Ausgerechnet beim Herunterfahren für eine monatelange Wartung gab es am Samstag eine Störung in der Spannungsmessung der Notstandsschaltanlage. Das berichteten RWE und das hessische Umweltministerium am Montag übereinstimmend. Menschen seien nicht gefährdet worden.
Die rund 70 Millionen Euro teuren Arbeiten können nach RWE-Angaben bis in den September dauern. Die lange Dauer hat nach Einschätzung von Kritikern auch politische Gründe. RWE würde Biblis A gerne länger laufen lassen - und kann darauf hoffen, dass eine neue Bundesregierung nach der Wahl am 27. September den Weg dafür freimacht. Nun begann die Wartezeit auf atomfreundliche Mehrheiten mit einer Panne.
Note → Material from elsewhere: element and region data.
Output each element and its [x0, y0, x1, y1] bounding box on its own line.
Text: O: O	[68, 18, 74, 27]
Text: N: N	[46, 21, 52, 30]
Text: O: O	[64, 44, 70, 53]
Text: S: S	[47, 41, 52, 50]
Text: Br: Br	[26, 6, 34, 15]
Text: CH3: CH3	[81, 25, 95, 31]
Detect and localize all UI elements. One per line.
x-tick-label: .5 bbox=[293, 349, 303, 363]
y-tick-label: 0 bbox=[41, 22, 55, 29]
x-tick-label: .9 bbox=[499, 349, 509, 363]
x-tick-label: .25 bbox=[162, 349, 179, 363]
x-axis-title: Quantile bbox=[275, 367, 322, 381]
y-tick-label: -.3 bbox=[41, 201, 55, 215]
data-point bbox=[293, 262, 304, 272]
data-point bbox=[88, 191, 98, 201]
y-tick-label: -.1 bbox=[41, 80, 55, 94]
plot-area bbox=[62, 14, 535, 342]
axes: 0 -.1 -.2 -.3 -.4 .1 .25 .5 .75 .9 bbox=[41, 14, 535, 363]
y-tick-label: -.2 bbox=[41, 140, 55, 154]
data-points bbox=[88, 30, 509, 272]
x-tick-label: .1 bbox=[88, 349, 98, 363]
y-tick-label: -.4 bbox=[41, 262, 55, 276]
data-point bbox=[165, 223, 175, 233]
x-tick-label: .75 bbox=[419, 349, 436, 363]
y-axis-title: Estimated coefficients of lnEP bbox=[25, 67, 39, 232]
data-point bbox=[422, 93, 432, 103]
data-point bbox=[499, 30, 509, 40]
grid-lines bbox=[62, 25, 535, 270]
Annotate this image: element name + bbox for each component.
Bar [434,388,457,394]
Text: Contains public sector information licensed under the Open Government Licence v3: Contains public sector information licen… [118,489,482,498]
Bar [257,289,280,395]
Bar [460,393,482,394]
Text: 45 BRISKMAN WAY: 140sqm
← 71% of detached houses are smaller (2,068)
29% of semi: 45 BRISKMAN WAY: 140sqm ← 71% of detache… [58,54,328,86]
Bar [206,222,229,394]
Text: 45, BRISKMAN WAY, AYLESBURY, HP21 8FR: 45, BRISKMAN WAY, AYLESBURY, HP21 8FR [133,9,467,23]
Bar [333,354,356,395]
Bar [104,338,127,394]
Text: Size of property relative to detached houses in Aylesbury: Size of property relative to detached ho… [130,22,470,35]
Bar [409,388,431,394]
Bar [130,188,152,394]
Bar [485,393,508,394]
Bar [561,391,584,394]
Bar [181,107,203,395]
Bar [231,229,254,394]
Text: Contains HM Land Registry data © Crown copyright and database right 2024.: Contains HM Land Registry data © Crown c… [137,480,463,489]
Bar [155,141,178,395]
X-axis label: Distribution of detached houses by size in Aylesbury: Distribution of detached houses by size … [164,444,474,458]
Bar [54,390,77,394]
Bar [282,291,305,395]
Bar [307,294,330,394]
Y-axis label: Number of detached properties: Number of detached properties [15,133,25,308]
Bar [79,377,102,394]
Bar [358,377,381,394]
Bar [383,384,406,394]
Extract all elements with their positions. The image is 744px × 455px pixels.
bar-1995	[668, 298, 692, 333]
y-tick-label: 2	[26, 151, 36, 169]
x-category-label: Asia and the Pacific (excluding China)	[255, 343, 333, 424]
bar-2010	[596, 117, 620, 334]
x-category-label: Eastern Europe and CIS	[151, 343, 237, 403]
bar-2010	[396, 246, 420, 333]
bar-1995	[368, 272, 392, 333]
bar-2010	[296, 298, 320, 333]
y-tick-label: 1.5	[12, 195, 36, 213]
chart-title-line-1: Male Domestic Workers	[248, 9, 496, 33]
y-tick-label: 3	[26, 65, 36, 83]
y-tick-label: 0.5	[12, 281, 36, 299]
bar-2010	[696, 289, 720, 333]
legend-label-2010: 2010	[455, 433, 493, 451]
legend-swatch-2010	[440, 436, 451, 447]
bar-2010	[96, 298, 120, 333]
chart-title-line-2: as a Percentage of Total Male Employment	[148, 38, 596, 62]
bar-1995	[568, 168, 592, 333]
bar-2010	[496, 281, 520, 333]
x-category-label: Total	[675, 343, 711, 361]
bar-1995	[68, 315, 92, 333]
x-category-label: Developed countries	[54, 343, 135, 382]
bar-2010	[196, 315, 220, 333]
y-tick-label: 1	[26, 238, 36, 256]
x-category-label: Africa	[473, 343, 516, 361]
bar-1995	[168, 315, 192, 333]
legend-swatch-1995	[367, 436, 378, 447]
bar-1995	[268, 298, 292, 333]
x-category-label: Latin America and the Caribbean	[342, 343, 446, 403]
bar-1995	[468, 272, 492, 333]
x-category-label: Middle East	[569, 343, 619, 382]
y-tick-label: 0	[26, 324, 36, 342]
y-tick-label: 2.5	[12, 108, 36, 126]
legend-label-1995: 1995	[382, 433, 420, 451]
Die Grünen hielten sofort den Finger in die Wunde. "Dieser Vorfall zeigt einmal mehr die Störanfälligkeit des ältesten deutschen Atomkraftwerks", sagte die hessische Grünen-Umweltpolitikerin Ursula Hammann. Biblis A müsse deshalb "so schnell wie möglich abgeschaltet", der Umstieg auf erneuerbare Energien vollzogen werden.
Biblis A hatte bereits von 2006 bis 2008 mehr als ein Jahr lang still gestanden, weil Tausende Dübel ausgetauscht werden mussten. Derzeit kommt kein Atomstrom aus Hessen. Auch Biblis B ist abgeschaltet.